San Antonio’s 4th Court of Appeals recently joined a growing number of Texas courts that are using mandatory property appraisals to gut the true value of property insurance policies held by millions of Texas businesses and homeowners.
Traditionally, Texas law protected policyholders from the unequal bargaining power of insurance companies. Insurers who failed to settle claims fairly and promptly were subject to penalties for bad faith, delays, attorney fees and interest. These penalties to discourage big insurers from cheating consumers now are under judicial siege.
Many Texas judges have gutted these consumer protections by treating 11th-hour property appraisals as a kind of get-out-of-jail-free card. Faced with insurers who drag out and lowball claims, these judges don’t impose any penalties so long as the insurer invokes — and pays — a last-minute appraisal of the damages.
This creates perverse incentives for insurers to abuse policyholders. After sustaining a loss, few policyholders can afford to pay lawyers, adjusters, engineers and appraisers to investigate their claim and defend their rights. These days, your policy is not worth its face value until you’ve spent months and thousands of dollars forcing your insurer to honor it. When policyholders do try to secure their rights in court, insurers use the last-minute-appraisal game to wiggle off the hook for any penalties.
That’s what happened in a case that our San Antonio-based appeals court decided in December. After a 2014 storm hammered Candelaria Garcia’s Rio Grande City home, she submitted a claim to State Farm Lloyds. The insurer informed Garcia it would pay nothing because its inspector put the damages at $902 — well below Garcia’s $1,760 deductible. Garcia’s 2015 lawsuit alleged that the insurer breached its contract, acted in bad faith, violated prompt-payment laws and engaged in deceptive trade.

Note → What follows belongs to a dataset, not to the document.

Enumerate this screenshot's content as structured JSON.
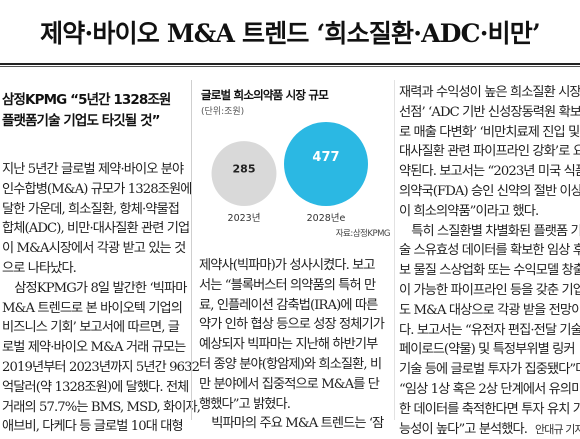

State Farm responded to the lawsuit by invoking a policy provision that forced both sides to hire appraisers to assess the damage to Garcia’s home. Both appraisers put the replacement cost of the damages at $7,836 — nine times the damages assessed by State Farm’s inspector. After backing out depreciation costs and the deductible, State Farm sent Garcia a check for $4,383. Garcia urged the court to penalize her insurer for stalling and low-balling her claim.
But the trial court and the 4th Court of Appeals ruled that State Farm owed her nothing.

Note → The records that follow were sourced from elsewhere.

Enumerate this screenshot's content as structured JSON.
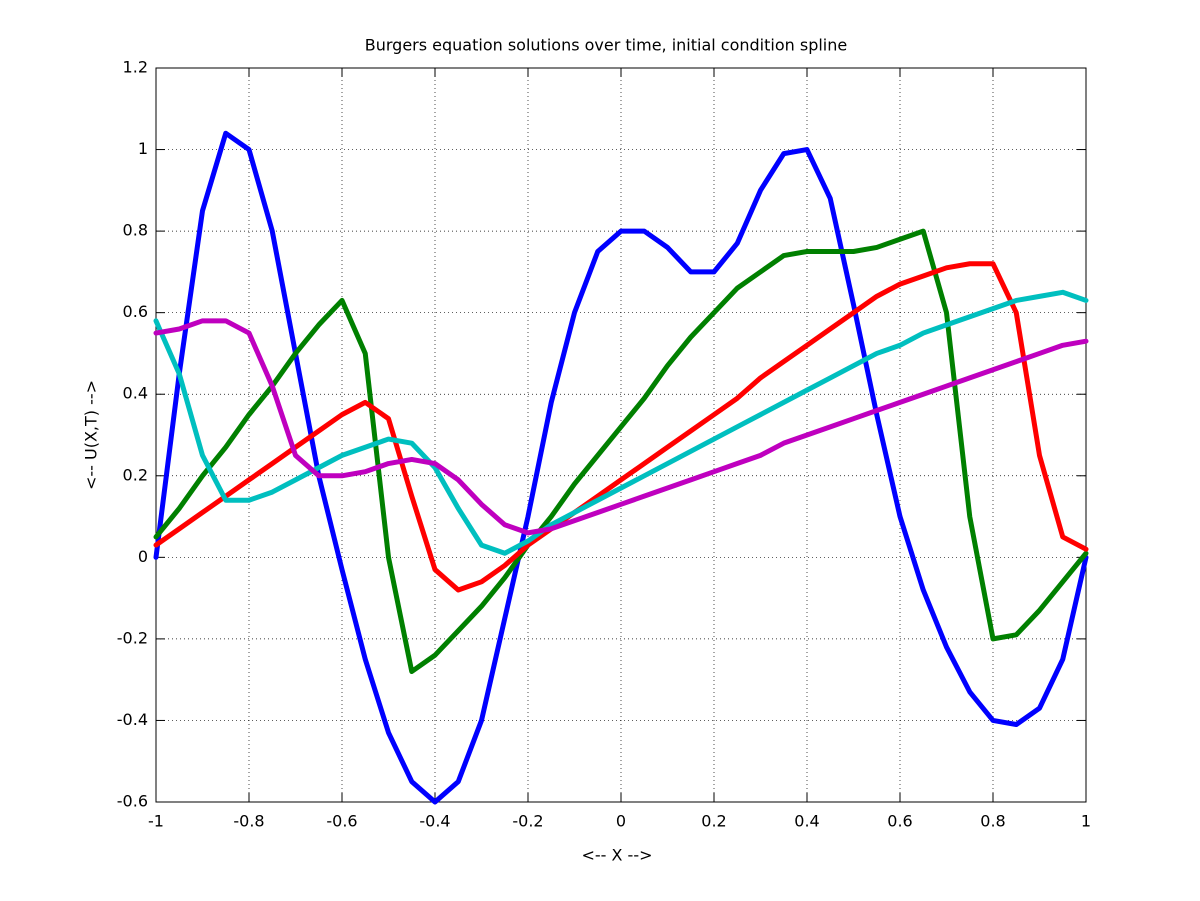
{
  "chart_data": {
    "type": "line",
    "title": "Burgers equation solutions over time, initial condition spline",
    "xlabel": "<-- X -->",
    "ylabel": "<-- U(X,T) -->",
    "x": [
      -1,
      -0.95,
      -0.9,
      -0.85,
      -0.8,
      -0.75,
      -0.7,
      -0.65,
      -0.6,
      -0.55,
      -0.5,
      -0.45,
      -0.4,
      -0.35,
      -0.3,
      -0.25,
      -0.2,
      -0.15,
      -0.1,
      -0.05,
      0,
      0.05,
      0.1,
      0.15,
      0.2,
      0.25,
      0.3,
      0.35,
      0.4,
      0.45,
      0.5,
      0.55,
      0.6,
      0.65,
      0.7,
      0.75,
      0.8,
      0.85,
      0.9,
      0.95,
      1
    ],
    "series": [
      {
        "color": "#0000ff",
        "values": [
          0,
          0.45,
          0.85,
          1.04,
          1.0,
          0.8,
          0.5,
          0.2,
          -0.03,
          -0.25,
          -0.43,
          -0.55,
          -0.6,
          -0.55,
          -0.4,
          -0.15,
          0.1,
          0.38,
          0.6,
          0.75,
          0.8,
          0.8,
          0.76,
          0.7,
          0.7,
          0.77,
          0.9,
          0.99,
          1.0,
          0.88,
          0.62,
          0.35,
          0.1,
          -0.08,
          -0.22,
          -0.33,
          -0.4,
          -0.41,
          -0.37,
          -0.25,
          0
        ]
      },
      {
        "color": "#008000",
        "values": [
          0.05,
          0.12,
          0.2,
          0.27,
          0.35,
          0.42,
          0.5,
          0.57,
          0.63,
          0.5,
          0.0,
          -0.28,
          -0.24,
          -0.18,
          -0.12,
          -0.05,
          0.03,
          0.1,
          0.18,
          0.25,
          0.32,
          0.39,
          0.47,
          0.54,
          0.6,
          0.66,
          0.7,
          0.74,
          0.75,
          0.75,
          0.75,
          0.76,
          0.78,
          0.8,
          0.6,
          0.1,
          -0.2,
          -0.19,
          -0.13,
          -0.06,
          0.01
        ]
      },
      {
        "color": "#ff0000",
        "values": [
          0.03,
          0.07,
          0.11,
          0.15,
          0.19,
          0.23,
          0.27,
          0.31,
          0.35,
          0.38,
          0.34,
          0.15,
          -0.03,
          -0.08,
          -0.06,
          -0.02,
          0.03,
          0.07,
          0.11,
          0.15,
          0.19,
          0.23,
          0.27,
          0.31,
          0.35,
          0.39,
          0.44,
          0.48,
          0.52,
          0.56,
          0.6,
          0.64,
          0.67,
          0.69,
          0.71,
          0.72,
          0.72,
          0.6,
          0.25,
          0.05,
          0.02
        ]
      },
      {
        "color": "#00bfbf",
        "values": [
          0.58,
          0.45,
          0.25,
          0.14,
          0.14,
          0.16,
          0.19,
          0.22,
          0.25,
          0.27,
          0.29,
          0.28,
          0.22,
          0.12,
          0.03,
          0.01,
          0.04,
          0.08,
          0.11,
          0.14,
          0.17,
          0.2,
          0.23,
          0.26,
          0.29,
          0.32,
          0.35,
          0.38,
          0.41,
          0.44,
          0.47,
          0.5,
          0.52,
          0.55,
          0.57,
          0.59,
          0.61,
          0.63,
          0.64,
          0.65,
          0.63
        ]
      },
      {
        "color": "#bf00bf",
        "values": [
          0.55,
          0.56,
          0.58,
          0.58,
          0.55,
          0.42,
          0.25,
          0.2,
          0.2,
          0.21,
          0.23,
          0.24,
          0.23,
          0.19,
          0.13,
          0.08,
          0.06,
          0.07,
          0.09,
          0.11,
          0.13,
          0.15,
          0.17,
          0.19,
          0.21,
          0.23,
          0.25,
          0.28,
          0.3,
          0.32,
          0.34,
          0.36,
          0.38,
          0.4,
          0.42,
          0.44,
          0.46,
          0.48,
          0.5,
          0.52,
          0.53
        ]
      }
    ],
    "xlim": [
      -1,
      1
    ],
    "xticks": [
      -1,
      -0.8,
      -0.6,
      -0.4,
      -0.2,
      0,
      0.2,
      0.4,
      0.6,
      0.8,
      1
    ],
    "ylim": [
      -0.6,
      1.2
    ],
    "yticks": [
      -0.6,
      -0.4,
      -0.2,
      0,
      0.2,
      0.4,
      0.6,
      0.8,
      1,
      1.2
    ],
    "grid": true
  }
}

Such decisions have emboldened insurers to the point where they’ll even gouge a church. I have appealed such a case to the Texas Supreme Court.
In Richardson East Baptist Church vs. Philadelphia Indemnity, appraisers eventually agreed that a Dallas hailstorm did more than $30,000 in damages to the church I represent. That’s more than three times what the insurer admitted it owed. Yet the 5th Court of Appeals in Dallas ruled that the insurer’s 11th-hour invocation and payment of the appraisal erased all its liabilities for dragging out the claim. The high court, which has never ruled on this appraisal scam, now has the opportunity to make policyholders whole again.

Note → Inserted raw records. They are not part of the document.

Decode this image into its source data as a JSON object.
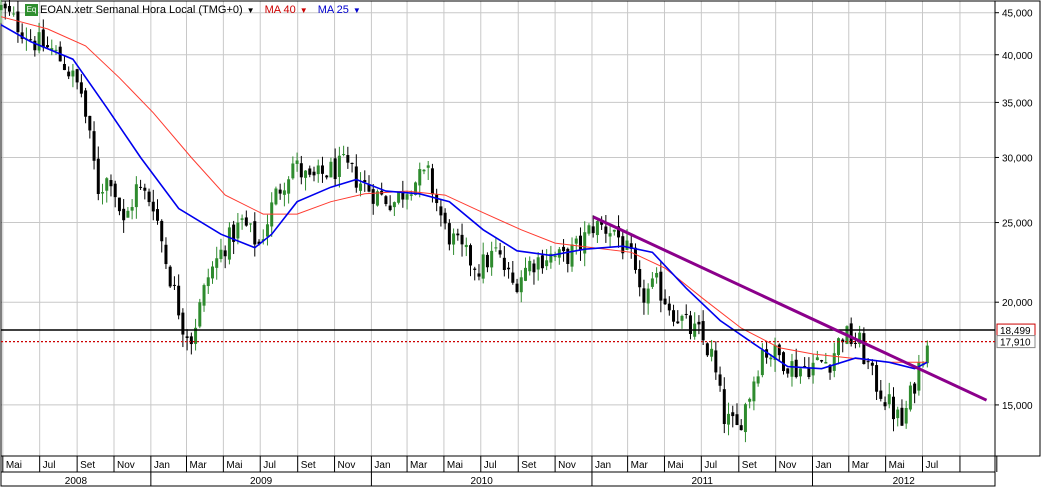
{
  "legend": {
    "badge": "Eq",
    "symbol_text": "EOAN.xetr Semanal Hora Local (TMG+0)",
    "ma40": "MA 40",
    "ma25": "MA 25",
    "caret": "▼"
  },
  "colors": {
    "candle_up": "#2e8b2e",
    "candle_down": "#000000",
    "ma40": "#ff3b30",
    "ma25": "#0000ee",
    "trendline": "#8b008b",
    "support_line": "#000000",
    "current_line": "#cc0000",
    "grid": "#c8c8c8"
  },
  "chart_data": {
    "type": "candlestick",
    "scale": "log",
    "ylim": [
      13000,
      46500
    ],
    "y_ticks": [
      {
        "value": 45000,
        "label": "45,000"
      },
      {
        "value": 40000,
        "label": "40,000"
      },
      {
        "value": 35000,
        "label": "35,000"
      },
      {
        "value": 30000,
        "label": "30,000"
      },
      {
        "value": 25000,
        "label": "25,000"
      },
      {
        "value": 20000,
        "label": "20,000"
      },
      {
        "value": 15000,
        "label": "15,000"
      }
    ],
    "x_range": [
      "2008-04-28",
      "2012-10-29"
    ],
    "month_ticks": [
      {
        "date": "2008-05-01",
        "label": "Mai"
      },
      {
        "date": "2008-07-01",
        "label": "Jul"
      },
      {
        "date": "2008-09-01",
        "label": "Set"
      },
      {
        "date": "2008-11-01",
        "label": "Nov"
      },
      {
        "date": "2009-01-01",
        "label": "Jan"
      },
      {
        "date": "2009-03-01",
        "label": "Mar"
      },
      {
        "date": "2009-05-01",
        "label": "Mai"
      },
      {
        "date": "2009-07-01",
        "label": "Jul"
      },
      {
        "date": "2009-09-01",
        "label": "Set"
      },
      {
        "date": "2009-11-01",
        "label": "Nov"
      },
      {
        "date": "2010-01-01",
        "label": "Jan"
      },
      {
        "date": "2010-03-01",
        "label": "Mar"
      },
      {
        "date": "2010-05-01",
        "label": "Mai"
      },
      {
        "date": "2010-07-01",
        "label": "Jul"
      },
      {
        "date": "2010-09-01",
        "label": "Set"
      },
      {
        "date": "2010-11-01",
        "label": "Nov"
      },
      {
        "date": "2011-01-01",
        "label": "Jan"
      },
      {
        "date": "2011-03-01",
        "label": "Mar"
      },
      {
        "date": "2011-05-01",
        "label": "Mai"
      },
      {
        "date": "2011-07-01",
        "label": "Jul"
      },
      {
        "date": "2011-09-01",
        "label": "Set"
      },
      {
        "date": "2011-11-01",
        "label": "Nov"
      },
      {
        "date": "2012-01-01",
        "label": "Jan"
      },
      {
        "date": "2012-03-01",
        "label": "Mar"
      },
      {
        "date": "2012-05-01",
        "label": "Mai"
      },
      {
        "date": "2012-07-01",
        "label": "Jul"
      },
      {
        "date": "2012-09-01",
        "label": ""
      },
      {
        "date": "2012-11-01",
        "label": ""
      }
    ],
    "years": [
      {
        "label": "2008",
        "start": "2008-04-28",
        "end": "2009-01-01"
      },
      {
        "label": "2009",
        "start": "2009-01-01",
        "end": "2010-01-01"
      },
      {
        "label": "2010",
        "start": "2010-01-01",
        "end": "2011-01-01"
      },
      {
        "label": "2011",
        "start": "2011-01-01",
        "end": "2012-01-01"
      },
      {
        "label": "2012",
        "start": "2012-01-01",
        "end": "2012-10-29"
      }
    ],
    "price_path": [
      [
        "2008-04-28",
        45500
      ],
      [
        "2008-05-26",
        43500
      ],
      [
        "2008-06-23",
        41500
      ],
      [
        "2008-07-21",
        40500
      ],
      [
        "2008-08-11",
        39000
      ],
      [
        "2008-09-08",
        36000
      ],
      [
        "2008-10-06",
        27500
      ],
      [
        "2008-10-27",
        28500
      ],
      [
        "2008-11-17",
        24800
      ],
      [
        "2008-12-08",
        27500
      ],
      [
        "2009-01-05",
        26500
      ],
      [
        "2009-01-26",
        22500
      ],
      [
        "2009-02-23",
        18800
      ],
      [
        "2009-03-09",
        18100
      ],
      [
        "2009-04-06",
        21500
      ],
      [
        "2009-05-04",
        23500
      ],
      [
        "2009-06-01",
        25000
      ],
      [
        "2009-06-29",
        23500
      ],
      [
        "2009-07-27",
        27000
      ],
      [
        "2009-08-24",
        29500
      ],
      [
        "2009-09-21",
        28000
      ],
      [
        "2009-10-19",
        28800
      ],
      [
        "2009-11-16",
        29300
      ],
      [
        "2009-12-14",
        28000
      ],
      [
        "2010-01-11",
        27000
      ],
      [
        "2010-02-08",
        26500
      ],
      [
        "2010-03-08",
        28000
      ],
      [
        "2010-04-05",
        28500
      ],
      [
        "2010-05-03",
        24500
      ],
      [
        "2010-05-31",
        23000
      ],
      [
        "2010-06-28",
        22000
      ],
      [
        "2010-07-26",
        23000
      ],
      [
        "2010-08-23",
        21000
      ],
      [
        "2010-09-20",
        22300
      ],
      [
        "2010-10-18",
        22800
      ],
      [
        "2010-11-15",
        22600
      ],
      [
        "2010-12-13",
        23500
      ],
      [
        "2011-01-03",
        24800
      ],
      [
        "2011-02-07",
        24500
      ],
      [
        "2011-03-07",
        22500
      ],
      [
        "2011-03-21",
        20200
      ],
      [
        "2011-04-18",
        21000
      ],
      [
        "2011-05-16",
        19500
      ],
      [
        "2011-06-13",
        18500
      ],
      [
        "2011-06-27",
        18300
      ],
      [
        "2011-07-18",
        17200
      ],
      [
        "2011-08-08",
        14500
      ],
      [
        "2011-08-29",
        14000
      ],
      [
        "2011-09-19",
        15500
      ],
      [
        "2011-10-10",
        17500
      ],
      [
        "2011-11-07",
        17200
      ],
      [
        "2011-12-05",
        16600
      ],
      [
        "2012-01-02",
        16800
      ],
      [
        "2012-01-30",
        17000
      ],
      [
        "2012-02-20",
        18300
      ],
      [
        "2012-03-19",
        17800
      ],
      [
        "2012-04-09",
        16200
      ],
      [
        "2012-05-07",
        15000
      ],
      [
        "2012-05-28",
        14200
      ],
      [
        "2012-06-18",
        16000
      ],
      [
        "2012-07-09",
        18200
      ]
    ],
    "ma25": {
      "name": "MA 25",
      "points": [
        [
          "2008-04-28",
          43500
        ],
        [
          "2008-06-16",
          41500
        ],
        [
          "2008-08-25",
          39500
        ],
        [
          "2008-10-20",
          34500
        ],
        [
          "2008-12-15",
          30000
        ],
        [
          "2009-02-16",
          26000
        ],
        [
          "2009-04-27",
          24200
        ],
        [
          "2009-06-22",
          23300
        ],
        [
          "2009-07-20",
          24200
        ],
        [
          "2009-08-31",
          26500
        ],
        [
          "2009-10-26",
          27600
        ],
        [
          "2009-12-07",
          28200
        ],
        [
          "2010-01-25",
          27300
        ],
        [
          "2010-03-22",
          27100
        ],
        [
          "2010-05-10",
          26500
        ],
        [
          "2010-07-05",
          24500
        ],
        [
          "2010-08-30",
          23100
        ],
        [
          "2010-10-25",
          22800
        ],
        [
          "2010-12-20",
          23200
        ],
        [
          "2011-02-21",
          23400
        ],
        [
          "2011-04-11",
          23000
        ],
        [
          "2011-06-06",
          20800
        ],
        [
          "2011-08-01",
          19000
        ],
        [
          "2011-09-26",
          17800
        ],
        [
          "2011-11-21",
          16700
        ],
        [
          "2012-01-16",
          16600
        ],
        [
          "2012-03-12",
          17100
        ],
        [
          "2012-05-07",
          16900
        ],
        [
          "2012-06-18",
          16600
        ],
        [
          "2012-07-09",
          16900
        ]
      ]
    },
    "ma40": {
      "name": "MA 40",
      "points": [
        [
          "2008-04-28",
          44500
        ],
        [
          "2008-07-14",
          43000
        ],
        [
          "2008-09-15",
          41000
        ],
        [
          "2008-11-10",
          37500
        ],
        [
          "2009-01-05",
          34000
        ],
        [
          "2009-03-09",
          30000
        ],
        [
          "2009-05-04",
          27000
        ],
        [
          "2009-07-06",
          25600
        ],
        [
          "2009-08-31",
          25600
        ],
        [
          "2009-10-26",
          26500
        ],
        [
          "2009-12-21",
          27100
        ],
        [
          "2010-03-01",
          27300
        ],
        [
          "2010-05-03",
          27000
        ],
        [
          "2010-07-05",
          25700
        ],
        [
          "2010-09-06",
          24500
        ],
        [
          "2010-11-01",
          23600
        ],
        [
          "2011-01-03",
          23300
        ],
        [
          "2011-03-07",
          23000
        ],
        [
          "2011-05-02",
          22000
        ],
        [
          "2011-07-04",
          20200
        ],
        [
          "2011-09-05",
          18600
        ],
        [
          "2011-11-07",
          17600
        ],
        [
          "2012-01-02",
          17300
        ],
        [
          "2012-03-05",
          17100
        ],
        [
          "2012-05-07",
          16900
        ],
        [
          "2012-07-09",
          16900
        ]
      ]
    },
    "trendline": {
      "start": [
        "2011-01-03",
        25400
      ],
      "end": [
        "2012-10-15",
        15200
      ]
    },
    "support_line": 18499,
    "current_line": 17910,
    "price_labels": [
      {
        "value": 18499,
        "label": "18,499"
      },
      {
        "value": 17910,
        "label": "17,910"
      }
    ]
  }
}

This disturbing legal trend undermines the real value of every property insurance policy in Texas. Increasingly, your policy is not worth its face value until you have spent thousands of dollars to force your insurer to honor it. The Texas Supreme Court and the Texas Legislature should act now to level the playing field and make policyholders whole again.
Shannon Loyd heads the San Antonio-based Loyd Law Firm.